Maariv NRG reports that a document from the Knesset’s Research and Information Center was presented to MK Miri Regev (Likud-Beytenu), Chairwoman of the Internal Affairs Committee, for the upcoming Supreme Court case over the petition.

On Wednesday, Regev said “the terrorists need to rot in jail for murdering children and sending suicide bombers to injure innocents. The state did well to stop the benefits. I hope that the Supreme Court will be attentive also to the voice of the Knesset and will reject the petition.”

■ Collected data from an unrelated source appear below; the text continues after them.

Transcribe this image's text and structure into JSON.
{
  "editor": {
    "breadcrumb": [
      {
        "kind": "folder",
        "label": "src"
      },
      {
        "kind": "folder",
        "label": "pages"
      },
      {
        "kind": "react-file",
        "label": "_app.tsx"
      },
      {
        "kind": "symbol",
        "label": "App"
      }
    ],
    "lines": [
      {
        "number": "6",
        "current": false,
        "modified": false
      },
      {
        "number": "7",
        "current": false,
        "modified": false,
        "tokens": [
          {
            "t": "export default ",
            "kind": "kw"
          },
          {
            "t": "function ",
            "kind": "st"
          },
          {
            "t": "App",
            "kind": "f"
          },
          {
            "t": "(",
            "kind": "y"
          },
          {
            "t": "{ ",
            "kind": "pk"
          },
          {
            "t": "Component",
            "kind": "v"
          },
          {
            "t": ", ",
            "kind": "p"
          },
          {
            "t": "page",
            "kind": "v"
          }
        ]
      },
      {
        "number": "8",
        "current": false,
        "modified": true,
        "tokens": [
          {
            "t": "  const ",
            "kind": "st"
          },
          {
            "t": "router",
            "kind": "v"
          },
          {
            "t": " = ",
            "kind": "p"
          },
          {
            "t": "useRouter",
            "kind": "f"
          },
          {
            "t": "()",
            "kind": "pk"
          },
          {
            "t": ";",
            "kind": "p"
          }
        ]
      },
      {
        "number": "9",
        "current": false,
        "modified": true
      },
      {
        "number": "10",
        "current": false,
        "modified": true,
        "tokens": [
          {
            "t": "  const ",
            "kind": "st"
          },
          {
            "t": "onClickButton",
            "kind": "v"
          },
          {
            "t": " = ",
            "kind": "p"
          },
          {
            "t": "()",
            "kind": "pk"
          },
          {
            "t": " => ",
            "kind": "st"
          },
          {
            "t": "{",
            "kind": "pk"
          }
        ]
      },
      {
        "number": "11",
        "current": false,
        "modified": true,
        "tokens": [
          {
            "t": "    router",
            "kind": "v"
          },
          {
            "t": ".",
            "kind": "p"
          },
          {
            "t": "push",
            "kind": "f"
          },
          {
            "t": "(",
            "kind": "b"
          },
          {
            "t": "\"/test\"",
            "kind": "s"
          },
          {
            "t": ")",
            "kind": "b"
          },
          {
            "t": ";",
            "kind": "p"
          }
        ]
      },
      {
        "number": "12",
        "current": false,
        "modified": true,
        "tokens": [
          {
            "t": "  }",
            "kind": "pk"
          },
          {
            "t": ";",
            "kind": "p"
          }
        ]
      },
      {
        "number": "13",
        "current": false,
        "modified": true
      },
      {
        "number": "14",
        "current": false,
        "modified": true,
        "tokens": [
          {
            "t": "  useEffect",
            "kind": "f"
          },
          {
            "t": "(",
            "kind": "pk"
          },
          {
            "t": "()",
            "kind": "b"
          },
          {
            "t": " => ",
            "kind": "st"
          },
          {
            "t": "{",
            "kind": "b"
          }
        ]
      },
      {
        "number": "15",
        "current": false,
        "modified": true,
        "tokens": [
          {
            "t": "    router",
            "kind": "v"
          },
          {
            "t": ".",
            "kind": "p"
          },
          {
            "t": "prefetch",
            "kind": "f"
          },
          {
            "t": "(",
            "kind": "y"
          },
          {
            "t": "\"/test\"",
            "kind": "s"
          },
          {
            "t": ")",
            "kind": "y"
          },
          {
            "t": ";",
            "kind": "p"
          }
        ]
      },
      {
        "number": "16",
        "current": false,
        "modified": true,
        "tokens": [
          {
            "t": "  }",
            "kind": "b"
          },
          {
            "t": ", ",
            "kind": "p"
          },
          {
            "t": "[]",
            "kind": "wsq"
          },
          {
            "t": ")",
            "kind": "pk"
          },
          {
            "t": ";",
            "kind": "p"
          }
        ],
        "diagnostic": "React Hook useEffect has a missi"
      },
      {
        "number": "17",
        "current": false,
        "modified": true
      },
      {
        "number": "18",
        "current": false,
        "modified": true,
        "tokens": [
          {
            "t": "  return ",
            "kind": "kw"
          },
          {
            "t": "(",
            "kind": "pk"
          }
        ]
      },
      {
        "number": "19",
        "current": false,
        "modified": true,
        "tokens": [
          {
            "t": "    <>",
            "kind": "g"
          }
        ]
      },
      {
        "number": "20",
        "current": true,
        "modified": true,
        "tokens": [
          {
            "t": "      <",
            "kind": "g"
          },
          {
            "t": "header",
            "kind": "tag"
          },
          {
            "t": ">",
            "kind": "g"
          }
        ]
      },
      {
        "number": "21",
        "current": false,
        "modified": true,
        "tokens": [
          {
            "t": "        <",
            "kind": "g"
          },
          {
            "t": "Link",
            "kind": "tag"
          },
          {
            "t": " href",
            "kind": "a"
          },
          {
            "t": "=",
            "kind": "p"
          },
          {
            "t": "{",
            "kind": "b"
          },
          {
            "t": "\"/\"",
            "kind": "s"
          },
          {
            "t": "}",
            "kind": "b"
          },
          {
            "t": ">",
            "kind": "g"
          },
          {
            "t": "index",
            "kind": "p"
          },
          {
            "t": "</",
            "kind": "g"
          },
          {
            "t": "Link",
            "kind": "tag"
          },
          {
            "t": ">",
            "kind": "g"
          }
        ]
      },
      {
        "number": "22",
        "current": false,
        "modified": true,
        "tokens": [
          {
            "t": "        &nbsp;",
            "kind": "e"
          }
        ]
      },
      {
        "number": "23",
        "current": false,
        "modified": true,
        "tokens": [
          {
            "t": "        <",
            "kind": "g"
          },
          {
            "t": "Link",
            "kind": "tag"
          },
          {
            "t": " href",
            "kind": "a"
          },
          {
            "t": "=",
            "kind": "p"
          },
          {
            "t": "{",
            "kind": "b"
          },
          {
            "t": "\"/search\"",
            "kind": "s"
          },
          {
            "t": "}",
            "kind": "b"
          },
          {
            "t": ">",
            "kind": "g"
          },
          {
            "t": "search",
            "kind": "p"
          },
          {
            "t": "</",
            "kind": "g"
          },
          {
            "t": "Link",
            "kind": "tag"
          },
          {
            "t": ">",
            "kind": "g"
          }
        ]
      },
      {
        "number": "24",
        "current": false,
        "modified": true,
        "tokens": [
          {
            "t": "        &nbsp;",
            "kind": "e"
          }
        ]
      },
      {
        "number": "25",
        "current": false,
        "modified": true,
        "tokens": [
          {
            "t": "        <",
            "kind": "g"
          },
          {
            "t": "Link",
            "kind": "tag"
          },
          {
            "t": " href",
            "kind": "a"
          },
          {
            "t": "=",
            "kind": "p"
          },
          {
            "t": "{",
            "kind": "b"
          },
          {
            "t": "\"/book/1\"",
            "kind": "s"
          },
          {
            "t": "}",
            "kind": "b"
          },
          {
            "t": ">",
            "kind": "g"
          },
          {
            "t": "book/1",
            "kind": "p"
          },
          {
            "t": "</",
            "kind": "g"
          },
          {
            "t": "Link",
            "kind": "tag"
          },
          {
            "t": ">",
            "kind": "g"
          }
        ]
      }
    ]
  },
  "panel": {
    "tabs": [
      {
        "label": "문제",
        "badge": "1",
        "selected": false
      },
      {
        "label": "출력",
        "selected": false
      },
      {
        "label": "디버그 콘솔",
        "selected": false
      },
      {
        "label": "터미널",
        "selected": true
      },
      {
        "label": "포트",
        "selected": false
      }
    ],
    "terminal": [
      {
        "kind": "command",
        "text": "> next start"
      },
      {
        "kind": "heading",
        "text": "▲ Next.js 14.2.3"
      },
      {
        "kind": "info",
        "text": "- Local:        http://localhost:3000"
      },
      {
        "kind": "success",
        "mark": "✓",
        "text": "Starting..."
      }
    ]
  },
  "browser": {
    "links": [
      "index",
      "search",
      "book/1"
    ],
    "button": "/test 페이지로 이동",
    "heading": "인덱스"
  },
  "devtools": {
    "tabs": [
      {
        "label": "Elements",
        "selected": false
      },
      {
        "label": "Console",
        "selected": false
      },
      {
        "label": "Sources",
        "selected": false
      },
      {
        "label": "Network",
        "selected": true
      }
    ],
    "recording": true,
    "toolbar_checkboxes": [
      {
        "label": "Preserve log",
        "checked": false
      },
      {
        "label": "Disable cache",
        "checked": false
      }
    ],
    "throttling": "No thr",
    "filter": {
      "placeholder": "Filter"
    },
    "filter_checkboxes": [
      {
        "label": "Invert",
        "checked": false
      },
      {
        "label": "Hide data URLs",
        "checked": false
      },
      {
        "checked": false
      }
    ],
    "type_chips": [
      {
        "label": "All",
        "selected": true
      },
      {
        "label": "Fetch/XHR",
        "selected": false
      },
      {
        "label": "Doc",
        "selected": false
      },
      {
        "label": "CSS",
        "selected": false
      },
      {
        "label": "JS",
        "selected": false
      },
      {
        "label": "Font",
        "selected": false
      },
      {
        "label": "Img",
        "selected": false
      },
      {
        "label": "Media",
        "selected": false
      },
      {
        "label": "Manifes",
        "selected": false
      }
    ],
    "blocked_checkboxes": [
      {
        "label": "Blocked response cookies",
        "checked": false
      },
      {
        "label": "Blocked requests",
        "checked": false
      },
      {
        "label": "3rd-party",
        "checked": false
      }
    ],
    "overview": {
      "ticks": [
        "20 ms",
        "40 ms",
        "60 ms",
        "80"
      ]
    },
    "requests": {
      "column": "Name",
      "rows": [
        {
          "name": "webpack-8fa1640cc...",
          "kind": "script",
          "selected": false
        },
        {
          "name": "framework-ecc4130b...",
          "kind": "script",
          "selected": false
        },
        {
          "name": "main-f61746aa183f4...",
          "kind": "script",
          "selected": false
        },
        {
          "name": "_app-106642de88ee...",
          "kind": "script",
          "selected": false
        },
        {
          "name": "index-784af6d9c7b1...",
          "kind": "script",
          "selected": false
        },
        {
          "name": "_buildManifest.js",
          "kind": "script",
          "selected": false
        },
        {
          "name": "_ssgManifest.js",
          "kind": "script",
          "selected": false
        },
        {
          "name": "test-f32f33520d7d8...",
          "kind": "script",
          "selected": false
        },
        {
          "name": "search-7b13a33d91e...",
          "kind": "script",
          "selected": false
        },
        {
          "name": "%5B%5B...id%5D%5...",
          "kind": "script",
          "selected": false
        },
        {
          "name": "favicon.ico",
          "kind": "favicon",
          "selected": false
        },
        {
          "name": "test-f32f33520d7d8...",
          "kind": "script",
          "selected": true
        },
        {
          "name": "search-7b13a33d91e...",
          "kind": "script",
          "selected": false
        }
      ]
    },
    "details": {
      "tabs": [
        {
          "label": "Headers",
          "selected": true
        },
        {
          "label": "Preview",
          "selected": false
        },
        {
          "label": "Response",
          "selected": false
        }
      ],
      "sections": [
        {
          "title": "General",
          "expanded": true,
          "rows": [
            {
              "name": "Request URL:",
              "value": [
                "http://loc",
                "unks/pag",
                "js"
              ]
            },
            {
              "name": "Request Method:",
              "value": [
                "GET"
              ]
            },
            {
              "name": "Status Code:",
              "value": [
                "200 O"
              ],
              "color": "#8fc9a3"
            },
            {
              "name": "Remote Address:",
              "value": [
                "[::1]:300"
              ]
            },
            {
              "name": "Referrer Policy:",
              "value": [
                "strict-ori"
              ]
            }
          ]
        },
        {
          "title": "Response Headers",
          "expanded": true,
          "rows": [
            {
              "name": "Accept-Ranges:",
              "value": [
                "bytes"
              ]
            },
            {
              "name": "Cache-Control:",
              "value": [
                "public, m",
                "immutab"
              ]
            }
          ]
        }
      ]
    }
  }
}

Regev further called the courses “an unprecedented scandal. The state of Israel which is threatened by terror organizations and terrorists funds with its taxes studies for murderers. Does anyone think that Al Qaeda terrorists in Guantanamo prison were granted academic studies?”

The comparison with US treatment of terrorist prisoners recalls the words of Prof. Avi Diskin, expert on political science at Hebrew University and the Shaarei Mishpat College, who said the US would never release terrorists as it pressured Israel to do.

All topics of study for the jailed terrorists were approved by Prison Services, according to the document.

The course on genocide reportedly engages questions such as how genocide occurs and what historical processes and forces bring it into being. It also includes an attempt to understand how political regimes decide on genocide as their course of action.

In 2011, before the courses were cancelled, 323 prisoners enrolled in classes, 40% more than in 2010.

After Genocide, the most requested courses were Democracy and Dictatorship, Israel in its First Decade, Between Zion and Zionism, Introduction to Middle Eastern History in the New Era, Islam – Introduction to the Religion’s History, and Introduction to National Thought.